I guess next time you're supposed to meet up with someone at Wal*Mart, you'll know better. ;0)
What a turd burglar! Sounds like a Class A Douchebag!!! By the way, if you don't want to fish with me you don't have to write all my qualities on your blog... GEEZ! ;) I think you have a freak magnet on that Jeep... you get some weird crap happening to you.
That's just one of those days you log in the memory banks and use as a reference when you finally find yourself with the right light, right water and willing fish. All of us have these kind of days! I'm sure he wasn't your first turd and he probably won't be your last, but the fish seemed willing....
you're always a treat scott.....you cuddle. haha
at least he was injured. that sounds like it was turrable (c) Charles Barkley.
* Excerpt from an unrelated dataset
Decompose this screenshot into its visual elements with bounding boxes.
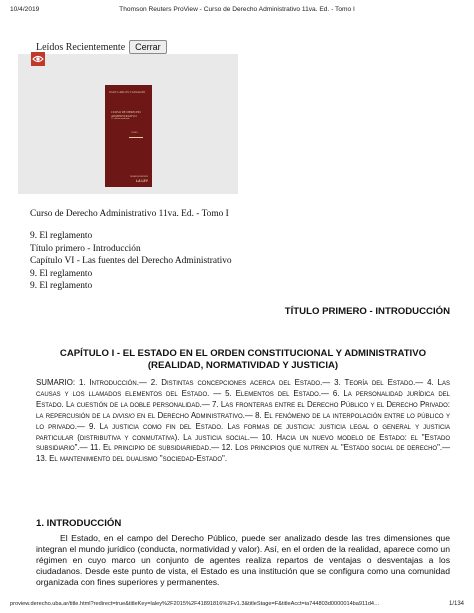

Mike, this post made my day, in a "oh my word, I have dealt with the exact same thing" kind of way.
good blog, by the way!
Sorry to hear about your crappy day, but it sure is a good story. Makes one appreciate those goods days with nothing but the sound of water and nice fish to hand...
Ben
Awesome post man... Dude sounds like a tool..
LOL! I missed this post. Sorry for the DB, but it makes fun reading for everyone else!
Oh man, that sucks but awesome read. You should have extended the day just to see what else could happen for my enjoyment...haha!